Last night’s Super Bowl brought a few surprises.  Most sportscasters didn’t think the Ravens would pull it off and nobody thought the Superdome would lose power for half an hour.  As conspiracy theories ran amok, news emerged that just days before the green energy lobby was bragging about how “green” this event would be.  From Energy.gov:

To make this the greenest Super Bowl, the New Orleans Host Committee has partnered with fans and the community to offset energy use across the major Super Bowl venues. The exterior of the Mercedes-Benz Superdome features more than 26,000 LED lights on 96 full-color graphic display panels, designed to wash the building in a spectrum of animated colors, patterns and images. The system draws only 10 kilowatts of electricity — equivalent to the amount of energy used by a small home — and the lights are expected to last for many years before needing replacement.

Whether or not the reliance on green energy was to blame for the delayed game, this colossal mistake highlighted an issue that Coloradans have been discussing for years – green energy simply isn’t ready for prime time.

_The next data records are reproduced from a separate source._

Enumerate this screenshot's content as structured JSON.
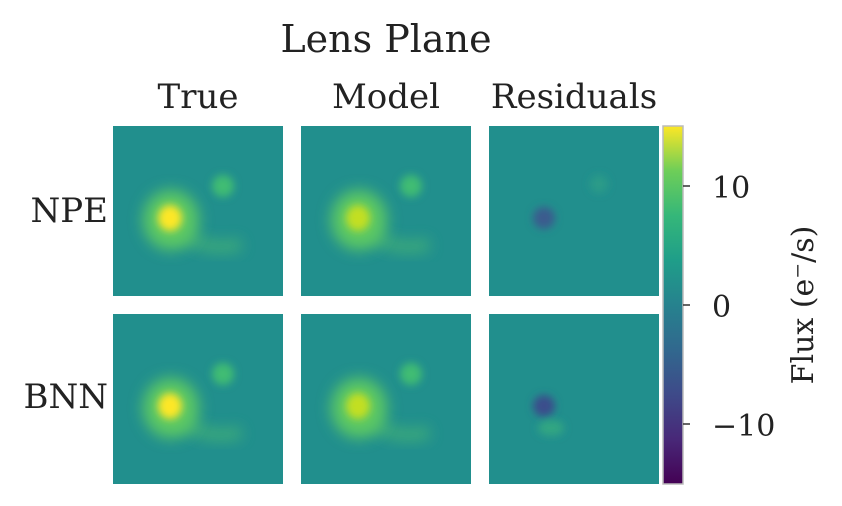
{
  "title": "Lens Plane",
  "chart_data": {
    "type": "heatmap",
    "title": "Lens Plane",
    "columns": [
      "True",
      "Model",
      "Residuals"
    ],
    "rows": [
      "NPE",
      "BNN"
    ],
    "colorbar": {
      "label": "Flux (e⁻/s)",
      "colormap": "viridis",
      "range": [
        -15,
        15
      ],
      "ticks": [
        10,
        0,
        -10
      ],
      "tick_labels": [
        "10",
        "0",
        "−10"
      ]
    },
    "background_color": "#218f8d",
    "panels": [
      {
        "row": "NPE",
        "column": "True",
        "peak_flux": 14
      },
      {
        "row": "NPE",
        "column": "Model",
        "peak_flux": 12.5
      },
      {
        "row": "NPE",
        "column": "Residuals",
        "min_flux": -6
      },
      {
        "row": "BNN",
        "column": "True",
        "peak_flux": 14
      },
      {
        "row": "BNN",
        "column": "Model",
        "peak_flux": 13
      },
      {
        "row": "BNN",
        "column": "Residuals",
        "min_flux": -7,
        "positive_flux": 3
      }
    ]
  }
}
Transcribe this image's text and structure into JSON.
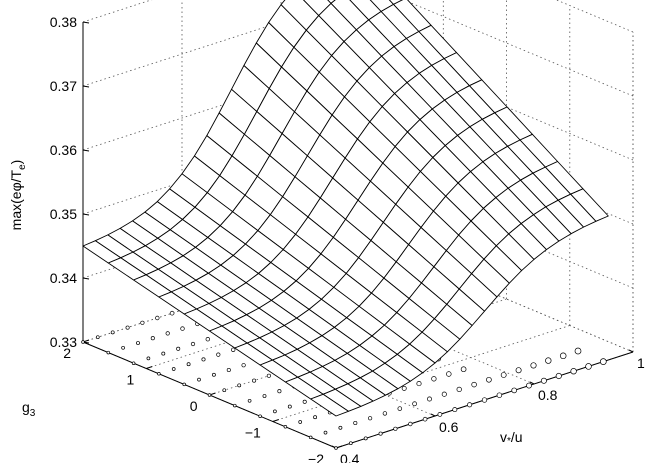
{
  "chart_data": {
    "type": "surface3d",
    "title": "",
    "xlabel": "v*/u",
    "ylabel": "g3",
    "zlabel": "max(eφ/Te)",
    "xlim": [
      0.4,
      1.0
    ],
    "ylim": [
      -2,
      2
    ],
    "zlim": [
      0.33,
      0.38
    ],
    "x_ticks": [
      "0.4",
      "0.6",
      "0.8",
      "1"
    ],
    "y_ticks": [
      "−2",
      "−1",
      "0",
      "1",
      "2"
    ],
    "z_ticks": [
      "0.33",
      "0.34",
      "0.35",
      "0.36",
      "0.37",
      "0.38"
    ],
    "x_tick_values": [
      0.4,
      0.6,
      0.8,
      1.0
    ],
    "y_tick_values": [
      -2,
      -1,
      0,
      1,
      2
    ],
    "z_tick_values": [
      0.33,
      0.34,
      0.35,
      0.36,
      0.37,
      0.38
    ],
    "grid": true,
    "surface_x_range": [
      0.4,
      0.95
    ],
    "surface_y_range": [
      -2,
      2
    ],
    "surface_nx": 23,
    "surface_ny": 11,
    "surface_corner_values": {
      "x0.4_y2": 0.345,
      "x0.4_y-2": 0.335,
      "x0.95_y2": 0.3785,
      "x0.95_y-2": 0.3525
    },
    "marker_columns_x": [
      0.4,
      0.43,
      0.46,
      0.49,
      0.52,
      0.55,
      0.58,
      0.61,
      0.64,
      0.67,
      0.7,
      0.73,
      0.76,
      0.79,
      0.82,
      0.85,
      0.88,
      0.91,
      0.94
    ],
    "marker_rows_y": [
      -2,
      -1.6,
      -1.2,
      -0.8,
      -0.4,
      0,
      0.4,
      0.8,
      1.2,
      1.6,
      2
    ],
    "marker_z": 0.33
  }
}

Colorado is often ground zero of the battle for market share between renewable energy and oil and natural gas primarily because local leftist donors also sponsor the outrageously subsidized green energy initiatives.  In fact, Colorado was home to its own Solyndra-like scandal when Colorado’s Abound Solar shuttered its doors, costing taxpayers around $60 million.

It’s not that we’re anti-green energy, it’s that we’re pro-”energy that actually works”.